24 thoughts on “COVID-19 Reality Check: It’s Still Not Over

  1. Everyone acts like it’s gone but the fact we wear masks everywhere is a stark reminder that it’s still brewing.
    I could stand a dose of the old normal. This new normal feels icky.

    Liked by 1 person

    1. Yeah, can relate, except for the mask-wearing. It’s not mandatory here in shops or on the street, so I so far haven’t worn a mask, as I’ve avoided traveling by public transportation.


    1. Thanks. Yes, it’s easy to live life as if nothing happened when you’re not sick yourself and don’t know anyone who is. They’re so weird, these times.

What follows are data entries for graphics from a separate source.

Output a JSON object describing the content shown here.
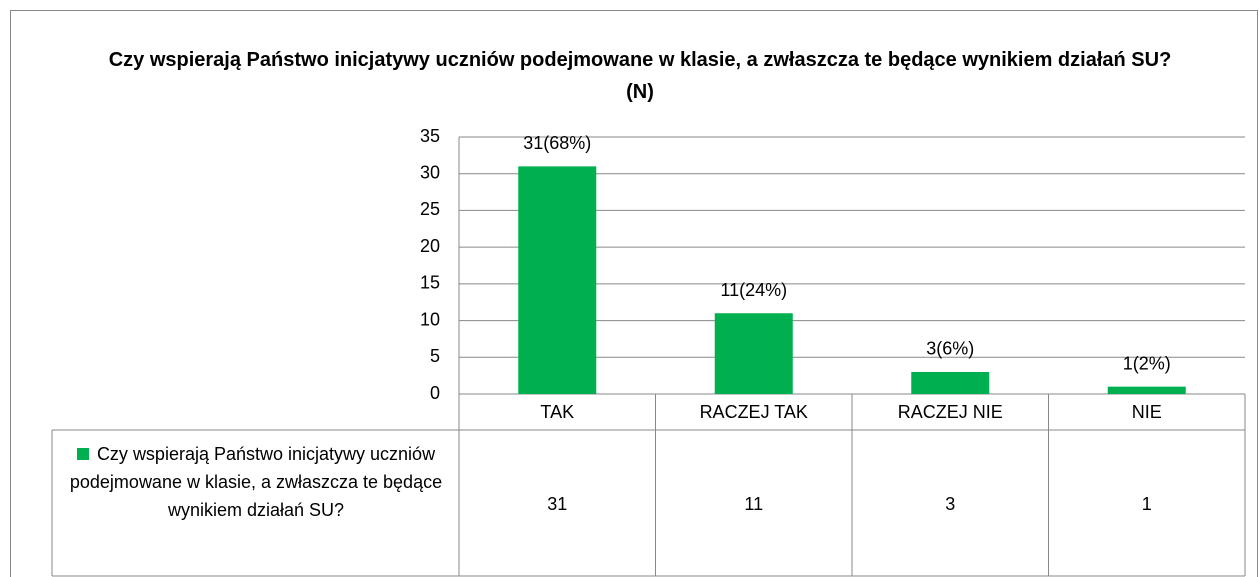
{
  "chart_data": {
    "type": "bar",
    "title": "Czy wspierają Państwo inicjatywy uczniów podejmowane w klasie, a zwłaszcza te będące wynikiem działań SU? (N)",
    "categories": [
      "TAK",
      "RACZEJ TAK",
      "RACZEJ NIE",
      "NIE"
    ],
    "series": [
      {
        "name": "Czy wspierają Państwo inicjatywy uczniów podejmowane w klasie, a zwłaszcza te będące wynikiem działań SU?",
        "color": "#00b050",
        "values": [
          31,
          11,
          3,
          1
        ],
        "value_labels": [
          "31(68%)",
          "11(24%)",
          "3(6%)",
          "1(2%)"
        ]
      }
    ],
    "ylim": [
      0,
      35
    ],
    "yticks": [
      0,
      5,
      10,
      15,
      20,
      25,
      30,
      35
    ],
    "grid": true
  }
}
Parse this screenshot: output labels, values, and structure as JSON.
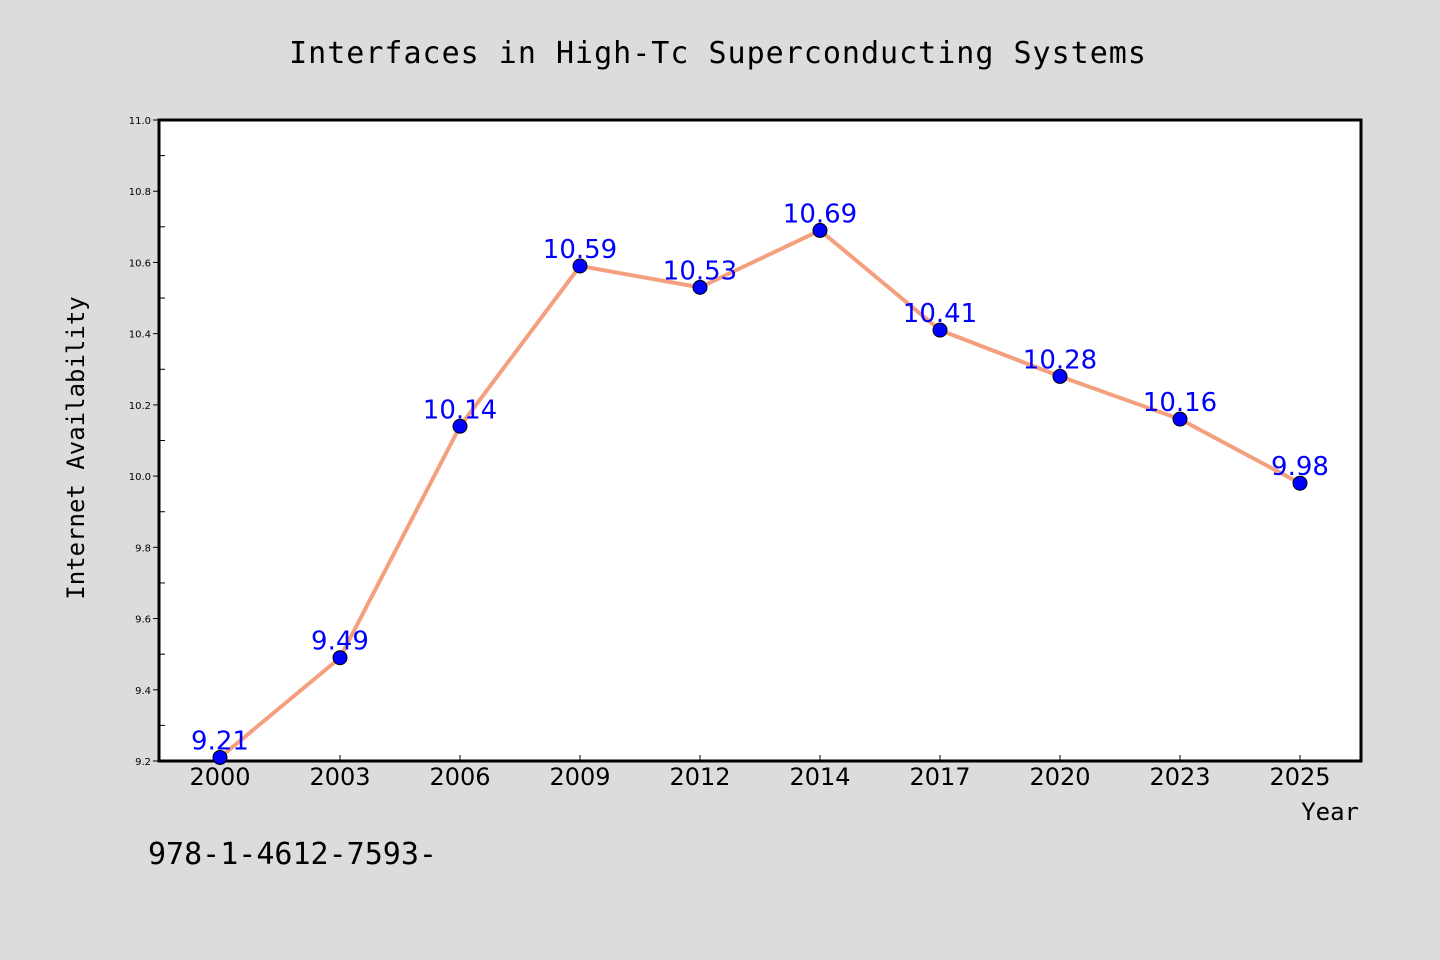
{
  "chart_data": {
    "type": "line",
    "title": "Interfaces in High-Tc Superconducting Systems",
    "xlabel": "Year",
    "ylabel": "Internet Availability",
    "categories": [
      "2000",
      "2003",
      "2006",
      "2009",
      "2012",
      "2014",
      "2017",
      "2020",
      "2023",
      "2025"
    ],
    "series": [
      {
        "values": [
          9.21,
          9.49,
          10.14,
          10.59,
          10.53,
          10.69,
          10.41,
          10.28,
          10.16,
          9.98
        ],
        "labels": [
          "9.21",
          "9.49",
          "10.14",
          "10.59",
          "10.53",
          "10.69",
          "10.41",
          "10.28",
          "10.16",
          "9.98"
        ],
        "line_color": "#f4a07f",
        "marker_color": "#0000ff"
      }
    ],
    "ylim": [
      9.2,
      11.0
    ],
    "yticks": [
      9.2,
      9.4,
      9.6,
      9.8,
      10.0,
      10.2,
      10.4,
      10.6,
      10.8,
      11.0
    ],
    "ytick_labels": [
      "9.2",
      "9.4",
      "9.6",
      "9.8",
      "10.0",
      "10.2",
      "10.4",
      "10.6",
      "10.8",
      "11.0"
    ],
    "grid": false,
    "label_color": "#0000ff"
  },
  "footer": {
    "text": "978-1-4612-7593-"
  },
  "colors": {
    "background": "#dcdcdc",
    "plot_background": "#ffffff"
  }
}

  2. I study the numbers in the UK still, but not there. We are actually seeing cases increase since July, presumably as there is more and more interaction. However, we are seeing death rates remain very low. Well, there were 10 deaths here yesterday. Back in April, we had one day where there were about 1,000 deaths, so that is what I mean by “low”.

    Liked by 1 person

  3. I think this sums up thoughts that a lot of us are having. It seems crazy that we’re in September now and the virus is still going strong – I think a lot of people back in March thought we would have a vaccine ready by Christmas! Sadly, I think this “new normal” will be with us for a while yet though

    Liked by 1 person

  4. Back in March, I cautiously figured we’d be pretty much done with covid-19 by now. Well, clearly we’re not. I think the not-knowing is what’s stressful for a lot of people.

    Liked by 1 person

  5. I long for the old normal, too.
    However I’ve read news on medical studies that prove people who’ve had covid show immunity memory in their t-cells that fight that sort of thing, which = immunity to Covid. Also people who had SARS 17 years ago, still had t-cell immunity memory about that. (meaning the t-cells still recognize the virus and won’t let it back in.) Also, perhaps most importantly, testing showed many people who haven’t even had Covid show a high t-cell immunity resistance to getting it and this last means, people who’ve never had it are unlikely to get it at all. I’m 64. I had Covid in April—and it was that tiny bit of fever plus cold symptoms like a mild sore throat and stuffiness, but just overnight. The fever was gone within a few hours, but that is fairly typical for any healthy person. Just being over 60 does NOT imply a terrible reaction. (I’m actually highly resistant to getting sick with anything in general.) If that tiny fever means you just had covid, you may consider yourself now immune henceforth. Reinfection can actually only re-occur it the Covid evolves into a different strain, but if it were to do so, all the vaccine research would have to start over afresh and no one is saying that is happening. A well known US heart doctor also reported back in July that, in fact, the covid virus has become a milder form, but current vaccine research would still work on it. Here’s the link on immunity studies Send it to your husband. It might help him be less fearful.

    Liked by 1 person

    1. Thanks so much for your insightful comment. I have heard indeed that COVID may be milder now than it was back in the spring. I really hope the situation is as relatively positive as you suggest it may be.


  6. I hope you’re feeling better now! I want things to go back to normal too, but at the same time I don’t feel very comfortable taking a vaccine when it’s ready. It might be different here in America, but I don’t really trust that our government has our best interests in mind so I’m skeptical of any vaccine they push at this point.